Managing a MPN requires a multifaceted treatment approach. Some symptoms are related to the MPN and some are not. Headaches can occur with or without a MPN for different reasons. MPN related headaches are thought of as a microvascular symptom. Interventions are based on this underlying mechanism. Treatment is to alter how the platelets behave with antiplatelet medications like aspirin. Some find that they need a higher dose, taking aspirin 2x/day rather than once. Others find that they need a different medication. This would be an issue to address with a MPN Specialist for the best advice on how to manage the issue.

Fatigue is the most common MPN constitutional symptom. Your situation may be a bit more complex due to the iron deficiency. I would suggest that the iron deficiency needs to be properly diagnosed to understand both the fatigue and the MPN itself. This would be another issue to address with a MPN Specialist. Meanwhile, there are things you can to to manage the fatigue. there are good resources for this, staring with MPN Voice.

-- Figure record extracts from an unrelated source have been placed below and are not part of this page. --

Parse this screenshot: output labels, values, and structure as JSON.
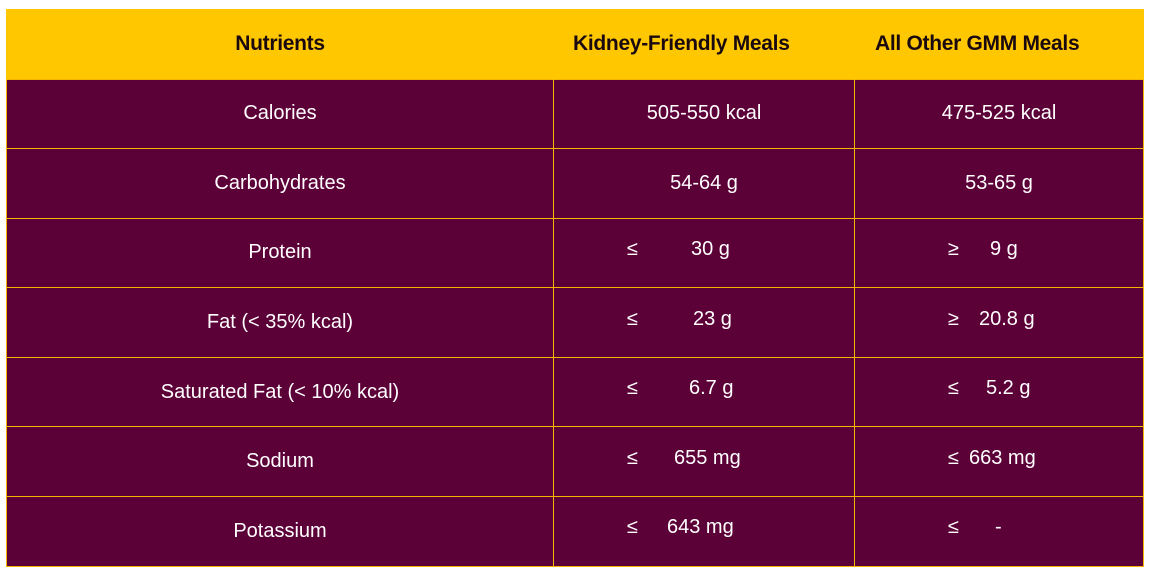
{
  "headers": {
    "nutrients": "Nutrients",
    "kidney": "Kidney-Friendly Meals",
    "other": "All Other GMM Meals"
  },
  "rows": [
    {
      "nutrient": "Calories",
      "kidney_sym": "",
      "kidney": "505-550 kcal",
      "other_sym": "",
      "other": "475-525 kcal"
    },
    {
      "nutrient": "Carbohydrates",
      "kidney_sym": "",
      "kidney": "54-64 g",
      "other_sym": "",
      "other": "53-65 g"
    },
    {
      "nutrient": "Protein",
      "kidney_sym": "≤",
      "kidney": "30 g",
      "other_sym": "≥",
      "other": "9 g"
    },
    {
      "nutrient": "Fat (< 35% kcal)",
      "kidney_sym": "≤",
      "kidney": "23 g",
      "other_sym": "≥",
      "other": "20.8 g"
    },
    {
      "nutrient": "Saturated Fat (< 10% kcal)",
      "kidney_sym": "≤",
      "kidney": "6.7 g",
      "other_sym": "≤",
      "other": "5.2 g"
    },
    {
      "nutrient": "Sodium",
      "kidney_sym": "≤",
      "kidney": "655 mg",
      "other_sym": "≤",
      "other": "663 mg"
    },
    {
      "nutrient": "Potassium",
      "kidney_sym": "≤",
      "kidney": "643 mg",
      "other_sym": "≤",
      "other": "-"
    }
  ],
  "colors": {
    "header_bg": "#ffc700",
    "cell_bg": "#5c0038",
    "grid": "#f5b400"
  }
}
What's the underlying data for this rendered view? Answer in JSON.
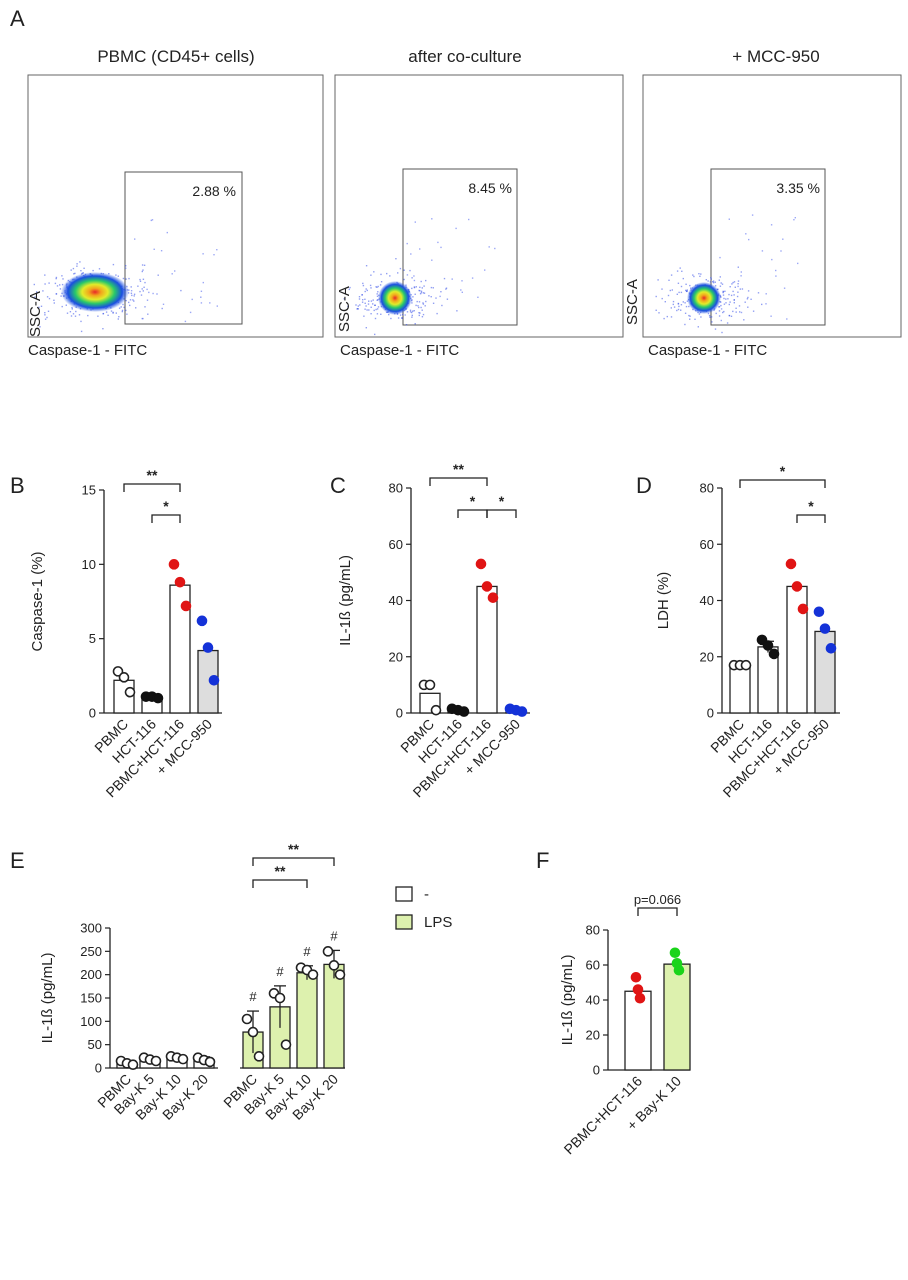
{
  "panel_labels": {
    "A": "A",
    "B": "B",
    "C": "C",
    "D": "D",
    "E": "E",
    "F": "F"
  },
  "chart_data": [
    {
      "panel": "A1",
      "type": "scatter",
      "title": "PBMC (CD45+ cells)",
      "xlabel": "Caspase-1 - FITC",
      "ylabel": "SSC-A",
      "gate_label": "2.88 %"
    },
    {
      "panel": "A2",
      "type": "scatter",
      "title": "after co-culture",
      "xlabel": "Caspase-1 - FITC",
      "ylabel": "SSC-A",
      "gate_label": "8.45 %"
    },
    {
      "panel": "A3",
      "type": "scatter",
      "title": "+ MCC-950",
      "xlabel": "Caspase-1 - FITC",
      "ylabel": "SSC-A",
      "gate_label": "3.35 %"
    },
    {
      "panel": "B",
      "type": "bar",
      "ylabel": "Caspase-1 (%)",
      "ylim": [
        0,
        15
      ],
      "yticks": [
        "0",
        "5",
        "10",
        "15"
      ],
      "categories": [
        "PBMC",
        "HCT-116",
        "PBMC+HCT-116",
        "+ MCC-950"
      ],
      "values": [
        2.2,
        1.1,
        8.6,
        4.2
      ],
      "points": [
        [
          2.8,
          2.4,
          1.4
        ],
        [
          1.1,
          1.1,
          1.0
        ],
        [
          10.0,
          8.8,
          7.2
        ],
        [
          6.2,
          4.4,
          2.2
        ]
      ],
      "bar_fills": [
        "#ffffff",
        "#ffffff",
        "#ffffff",
        "#dddddd"
      ],
      "point_colors": [
        "#ffffff",
        "#111111",
        "#e01515",
        "#1432d8"
      ],
      "brackets": [
        {
          "from": 0,
          "to": 2,
          "label": "**"
        },
        {
          "from": 1,
          "to": 2,
          "label": "*"
        }
      ]
    },
    {
      "panel": "C",
      "type": "bar",
      "ylabel": "IL-1ß (pg/mL)",
      "ylim": [
        0,
        80
      ],
      "yticks": [
        "0",
        "20",
        "40",
        "60",
        "80"
      ],
      "categories": [
        "PBMC",
        "HCT-116",
        "PBMC+HCT-116",
        "+ MCC-950"
      ],
      "values": [
        7,
        1,
        45,
        1
      ],
      "points": [
        [
          10,
          10,
          1
        ],
        [
          1.5,
          1,
          0.5
        ],
        [
          53,
          45,
          41
        ],
        [
          1.5,
          1,
          0.5
        ]
      ],
      "bar_fills": [
        "#ffffff",
        "#ffffff",
        "#ffffff",
        "#ffffff"
      ],
      "point_colors": [
        "#ffffff",
        "#111111",
        "#e01515",
        "#1432d8"
      ],
      "brackets": [
        {
          "from": 0,
          "to": 2,
          "label": "**"
        },
        {
          "from": 1,
          "to": 2,
          "label": "*"
        },
        {
          "from": 2,
          "to": 3,
          "label": "*"
        }
      ]
    },
    {
      "panel": "D",
      "type": "bar",
      "ylabel": "LDH (%)",
      "ylim": [
        0,
        80
      ],
      "yticks": [
        "0",
        "20",
        "40",
        "60",
        "80"
      ],
      "categories": [
        "PBMC",
        "HCT-116",
        "PBMC+HCT-116",
        "+ MCC-950"
      ],
      "values": [
        17,
        23.5,
        45,
        29
      ],
      "points": [
        [
          17,
          17,
          17
        ],
        [
          26,
          24,
          21
        ],
        [
          53,
          45,
          37
        ],
        [
          36,
          30,
          23
        ]
      ],
      "error_bars": [
        null,
        2,
        null,
        null
      ],
      "bar_fills": [
        "#ffffff",
        "#ffffff",
        "#ffffff",
        "#dddddd"
      ],
      "point_colors": [
        "#ffffff",
        "#111111",
        "#e01515",
        "#1432d8"
      ],
      "brackets": [
        {
          "from": 0,
          "to": 3,
          "label": "*"
        },
        {
          "from": 2,
          "to": 3,
          "label": "*"
        }
      ]
    },
    {
      "panel": "E",
      "type": "bar",
      "ylabel": "IL-1ß (pg/mL)",
      "ylim": [
        0,
        300
      ],
      "yticks": [
        "0",
        "50",
        "100",
        "150",
        "200",
        "250",
        "300"
      ],
      "categories": [
        "PBMC",
        "Bay-K 5",
        "Bay-K 10",
        "Bay-K 20",
        "PBMC",
        "Bay-K 5",
        "Bay-K 10",
        "Bay-K 20"
      ],
      "values": [
        10,
        18,
        22,
        18,
        77,
        131,
        204,
        222
      ],
      "errors": [
        5,
        5,
        5,
        6,
        45,
        45,
        15,
        30
      ],
      "points": [
        [
          15,
          10,
          7
        ],
        [
          22,
          18,
          15
        ],
        [
          25,
          22,
          19
        ],
        [
          22,
          17,
          13
        ],
        [
          105,
          77,
          25
        ],
        [
          160,
          150,
          50
        ],
        [
          215,
          210,
          200
        ],
        [
          250,
          220,
          200
        ]
      ],
      "series": [
        {
          "name": "-",
          "color": "#ffffff"
        },
        {
          "name": "LPS",
          "color": "#ddf1ae"
        }
      ],
      "series_index": [
        0,
        0,
        0,
        0,
        1,
        1,
        1,
        1
      ],
      "hash_marks": [
        "",
        "",
        "",
        "",
        "#",
        "#",
        "#",
        "#"
      ],
      "brackets": [
        {
          "from": 4,
          "to": 6,
          "label": "**"
        },
        {
          "from": 4,
          "to": 7,
          "label": "**"
        }
      ],
      "legend": "right"
    },
    {
      "panel": "F",
      "type": "bar",
      "ylabel": "IL-1ß (pg/mL)",
      "ylim": [
        0,
        80
      ],
      "yticks": [
        "0",
        "20",
        "40",
        "60",
        "80"
      ],
      "categories": [
        "PBMC+HCT-116",
        "+ Bay-K 10"
      ],
      "values": [
        45,
        60.5
      ],
      "points": [
        [
          53,
          46,
          41
        ],
        [
          67,
          61,
          57
        ]
      ],
      "bar_fills": [
        "#ffffff",
        "#ddf1ae"
      ],
      "point_colors": [
        "#e01515",
        "#1ad41a"
      ],
      "brackets": [
        {
          "from": 0,
          "to": 1,
          "label": "p=0.066"
        }
      ]
    }
  ]
}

mpnvoice.org.uk/living-with...

mympnteam.com/resources/man...

Wishing you all the best.

Yarnhabit profile image
Yarnhabit in reply to hunter5582

Wonderful advice as always, thank you.

Tipsy2023 profile image
Tipsy2023

This is feeling a little Deja vu

in as much as my platelets remained between 500/600 for a long time years in fact and haematologist appeared to think this low level asymptomatic , reactive , but my symptoms exactly as you described

I had never had migraines but now several years of visual disturbances loss of vision and speech , head pain dizzyness put down to labyrinthitis or viral infection joint pains and tingling sensations under the skin even parasthaesia explained as slight spinal stenosis .. labile high blood pressure poorly controlled. Bruising and hot irritated feet loss of toe nails .. sudden blue finger or toe .

Eventually put on clopidogrel by Gp with referral to stroke unit … once on clopidogrel many symptoms went head pains visual disturbance even my BP has settled to normal levels , at their highest my platelets 750 but that was after having Covid .

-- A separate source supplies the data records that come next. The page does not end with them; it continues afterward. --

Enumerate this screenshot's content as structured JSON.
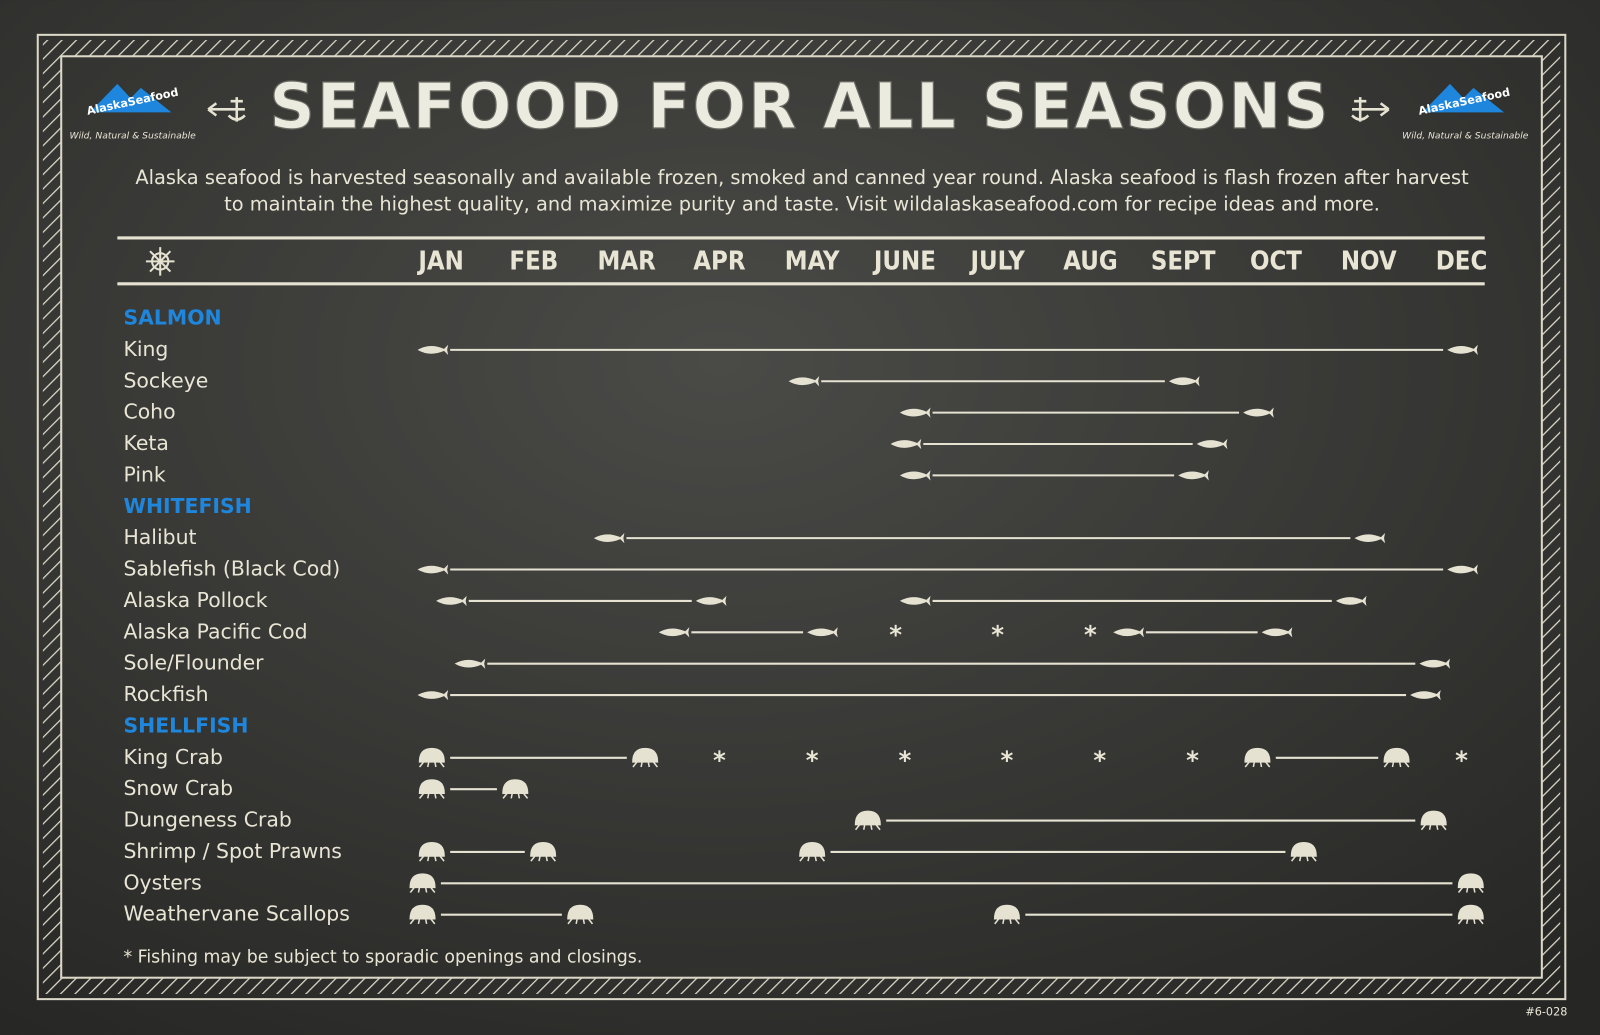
{
  "chart_data": {
    "type": "range",
    "title": "SEAFOOD FOR ALL SEASONS",
    "subtitle": [
      "Alaska seafood is harvested seasonally and available frozen, smoked and canned year round. Alaska seafood is flash frozen after harvest",
      "to maintain the highest quality, and maximize purity and taste. Visit wildalaskaseafood.com for recipe ideas and more."
    ],
    "logo": "AlaskaSeafood",
    "tagline": "Wild, Natural & Sustainable",
    "footnote": "* Fishing may be subject to sporadic openings and closings.",
    "code": "#6-028",
    "asterisk": "*",
    "color": "#e6e2d2",
    "group_color": "#1e86dc",
    "xlim": [
      0.7,
      12.25
    ],
    "xticks": [
      {
        "value": 1,
        "label": "JAN"
      },
      {
        "value": 2,
        "label": "FEB"
      },
      {
        "value": 3,
        "label": "MAR"
      },
      {
        "value": 4,
        "label": "APR"
      },
      {
        "value": 5,
        "label": "MAY"
      },
      {
        "value": 6,
        "label": "JUNE"
      },
      {
        "value": 7,
        "label": "JULY"
      },
      {
        "value": 8,
        "label": "AUG"
      },
      {
        "value": 9,
        "label": "SEPT"
      },
      {
        "value": 10,
        "label": "OCT"
      },
      {
        "value": 11,
        "label": "NOV"
      },
      {
        "value": 12,
        "label": "DEC"
      }
    ],
    "groups": [
      {
        "name": "SALMON",
        "icon": "fish",
        "rows": [
          {
            "name": "King",
            "segments": [
              [
                0.9,
                12.0
              ]
            ],
            "asterisks": []
          },
          {
            "name": "Sockeye",
            "segments": [
              [
                4.9,
                9.0
              ]
            ],
            "asterisks": []
          },
          {
            "name": "Coho",
            "segments": [
              [
                6.1,
                9.8
              ]
            ],
            "asterisks": []
          },
          {
            "name": "Keta",
            "segments": [
              [
                6.0,
                9.3
              ]
            ],
            "asterisks": []
          },
          {
            "name": "Pink",
            "segments": [
              [
                6.1,
                9.1
              ]
            ],
            "asterisks": []
          }
        ]
      },
      {
        "name": "WHITEFISH",
        "icon": "fish",
        "rows": [
          {
            "name": "Halibut",
            "segments": [
              [
                2.8,
                11.0
              ]
            ],
            "asterisks": []
          },
          {
            "name": "Sablefish (Black Cod)",
            "segments": [
              [
                0.9,
                12.0
              ]
            ],
            "asterisks": []
          },
          {
            "name": "Alaska Pollock",
            "segments": [
              [
                1.1,
                3.9
              ],
              [
                6.1,
                10.8
              ]
            ],
            "asterisks": []
          },
          {
            "name": "Alaska Pacific Cod",
            "segments": [
              [
                3.5,
                5.1
              ],
              [
                8.4,
                10.0
              ]
            ],
            "asterisks": [
              5.9,
              7.0,
              8.0
            ]
          },
          {
            "name": "Sole/Flounder",
            "segments": [
              [
                1.3,
                11.7
              ]
            ],
            "asterisks": []
          },
          {
            "name": "Rockfish",
            "segments": [
              [
                0.9,
                11.6
              ]
            ],
            "asterisks": []
          }
        ]
      },
      {
        "name": "SHELLFISH",
        "icon": "shell",
        "rows": [
          {
            "name": "King Crab",
            "segments": [
              [
                0.9,
                3.2
              ],
              [
                9.8,
                11.3
              ]
            ],
            "asterisks": [
              4.0,
              5.0,
              6.0,
              7.1,
              8.1,
              9.1,
              12.0
            ]
          },
          {
            "name": "Snow Crab",
            "segments": [
              [
                0.9,
                1.8
              ]
            ],
            "asterisks": []
          },
          {
            "name": "Dungeness Crab",
            "segments": [
              [
                5.6,
                11.7
              ]
            ],
            "asterisks": []
          },
          {
            "name": "Shrimp / Spot Prawns",
            "segments": [
              [
                0.9,
                2.1
              ],
              [
                5.0,
                10.3
              ]
            ],
            "asterisks": []
          },
          {
            "name": "Oysters",
            "segments": [
              [
                0.8,
                12.1
              ]
            ],
            "asterisks": []
          },
          {
            "name": "Weathervane Scallops",
            "segments": [
              [
                0.8,
                2.5
              ],
              [
                7.1,
                12.1
              ]
            ],
            "asterisks": []
          }
        ]
      }
    ]
  }
}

It doesn’t excite my haematologist who seems to feel my levels are low she did up my Hydroxycarbamide and I felt worse .

I feel I am considered low level . Mild is written on my notes but what does that mean my symptom burden is so debilitating brain fog dizzyness like a permanent hangover worse since Hydroxycarbamide is not attributed to the condition by my haematologist so very frustrating.

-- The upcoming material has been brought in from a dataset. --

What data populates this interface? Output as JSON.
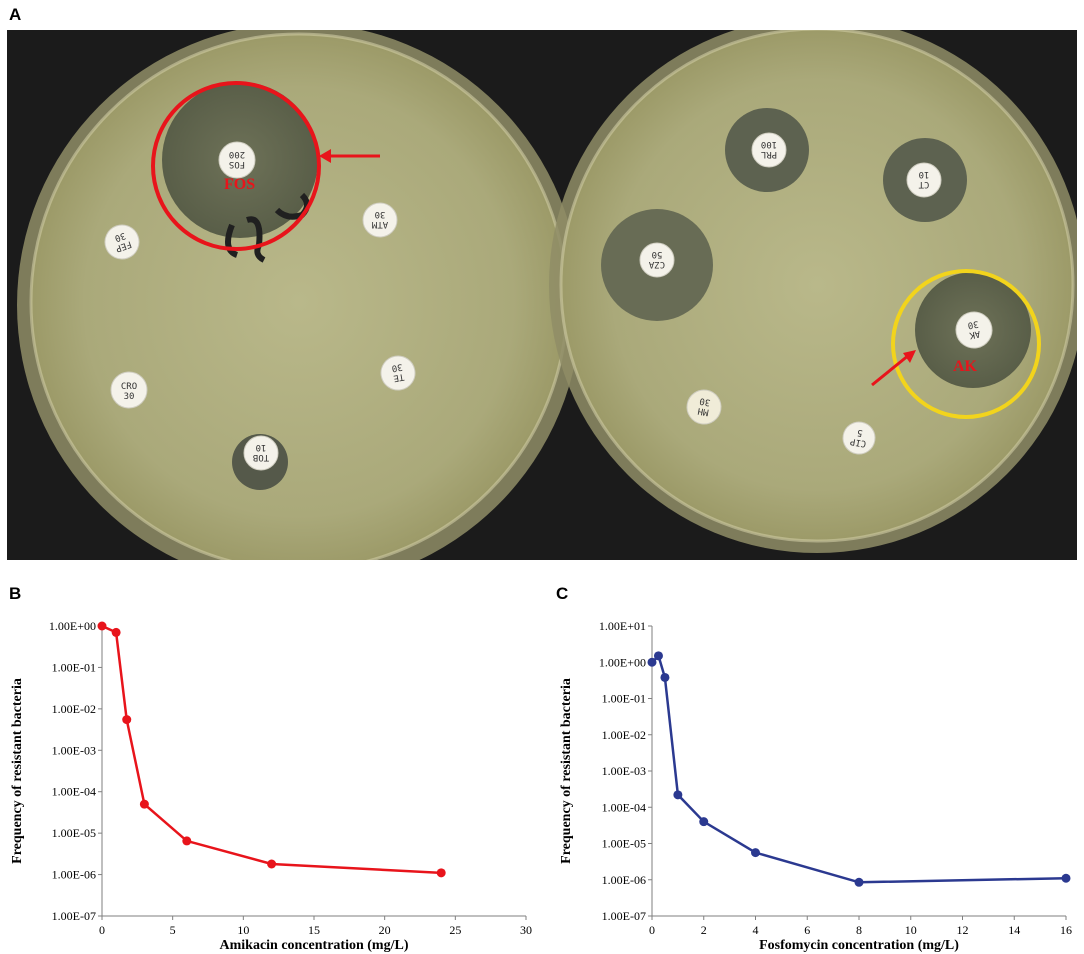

I have it would seem had this condition since 2015 eventually diagnosed 2022 ET jak 2 positive . I am now late sixties so I am told I am getting old ? Prior to this I cycled swam and walked miles regularly . I am told this is to be expected vascular changes in my brain ..but I don’t totally accept that as it has been fairly rapid .

but you are not …68 so keep asking questions good luck .L

Yarnhabit profile image
Yarnhabit in reply to Tipsy2023

Thank you so much, yes a great deal in common. I am ‘ mild’ too . I will persevere and I wish you very well.